El relato “El gran delator”aborda el clásico tabú entre la militancia de izquierda, la traición y la colaboración con el torturador. Luciano Vera, un exmilitante talentoso que transiciona a colaborador y al que se le perdió el rastro, obsesiona a Pepe que está escribiendo un libro sobre él. Esa transición tan enigmática, quizás responda a la dialéctica del amo y el esclavo, mutar de víctima a victimario. La pregunta es cómo transmutar esa dialéctica para que la experiencia del exterminio y la tortura no se vuelva a repetir, el Nunca más, quetanto hemos repetido desde el retorno a la democracia, sobre todo ahora, que parece temblar bajo las capas tectónicas del miedo y los nuevos modelos de autoritarismo que azotan a Chile y al mundo. Quizás eso se deba a que nuestra sociedad está poseída por el miedo y al mismo tiempo, el horror comienza a parecerle muy lejano.
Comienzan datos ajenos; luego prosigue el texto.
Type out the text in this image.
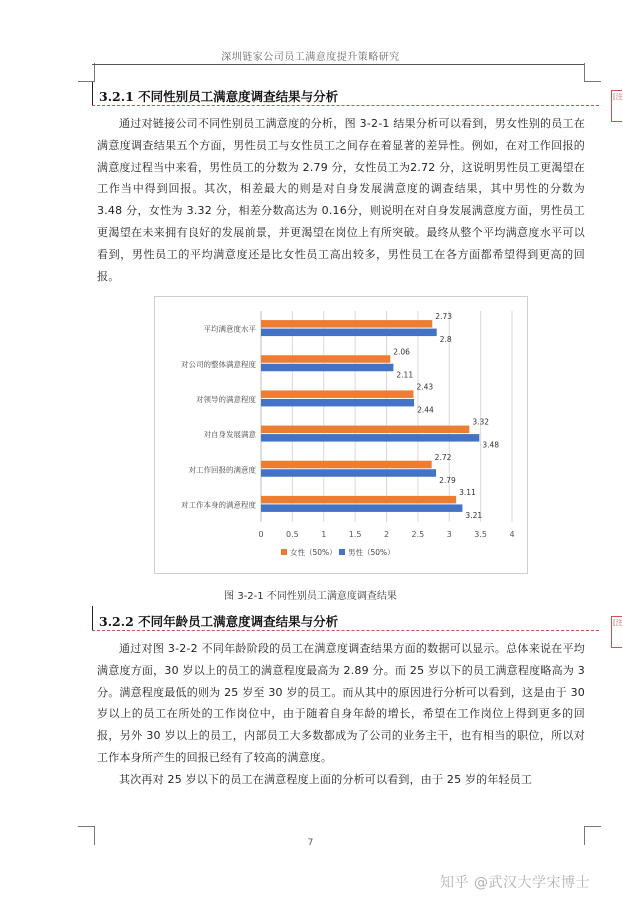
深圳链家公司员工满意度提升策略研究
3.2.1 不同性别员工满意度调查结果与分析	[注

通过对链接公司不同性别员工满意度的分析，图 3-2-1 结果分析可以看到，男女性别的员工在满意度调查结果五个方面，男性员工与女性员工之间存在着显著的差异性。例如，在对工作回报的满意度过程当中来看，男性员工的分数为 2.79 分，女性员工为2.72 分，这说明男性员工更渴望在工作当中得到回报。其次，相差最大的则是对自身发展满意度的调查结果，其中男性的分数为 3.48 分，女性为 3.32 分，相差分数高达为 0.16分，则说明在对自身发展满意度方面，男性员工更渴望在未来拥有良好的发展前景，并更渴望在岗位上有所突破。最终从整个平均满意度水平可以看到，男性员工的平均满意度还是比女性员工高出较多，男性员工在各方面都希望得到更高的回报。

0	0.5	1	1.5	2	2.5	3	3.5	4
平均满意度水平
2.73
2.8
对公司的整体满意程度
2.06
2.11
对领导的满意程度
2.43
2.44
对自身发展满意
3.32
3.48
对工作回报的满意度
2.72
2.79
对工作本身的满意程度
3.11
3.21
女性（50%） 男性（50%）
图 3-2-1 不同性别员工满意度调查结果
3.2.2 不同年龄员工满意度调查结果与分析	[注

通过对图 3-2-2 不同年龄阶段的员工在满意度调查结果方面的数据可以显示。总体来说在平均满意度方面，30 岁以上的员工的满意程度最高为 2.89 分。而 25 岁以下的员工满意程度略高为 3 分。满意程度最低的则为 25 岁至 30 岁的员工。而从其中的原因进行分析可以看到，这是由于 30 岁以上的员工在所处的工作岗位中，由于随着自身年龄的增长，希望在工作岗位上得到更多的回报，另外 30 岁以上的员工，内部员工大多数都成为了公司的业务主干，也有相当的职位，所以对工作本身所产生的回报已经有了较高的满意度。

其次再对 25 岁以下的员工在满意程度上面的分析可以看到，由于 25 岁的年轻员工

7
知乎 @武汉大学宋博士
Ese miedo, probablemente, proviene de las pulsiones más profundas provocadas por la incertidumbre y falta de certezas del Chile neoliberal, como con ironía retrata el autor en los cuentos “Corrector de apellidos” o “Perdidos en el espacio”.
Quizás la seguridad que necesitamos es una que proviene de la esperanza en el porvenir, de lo contrario, la pulsión de muerte destruirá el vínculo social y todo a su paso o, en palabras del autor: “Pensé que si nadie hacía algo pronto se llenaría la calle de porquerías; y que bajarían del cerro esos perros flacos que ladraban por las noches a husmear las bolsas de basura. Perros con cara de lobos y hambre de varios días”.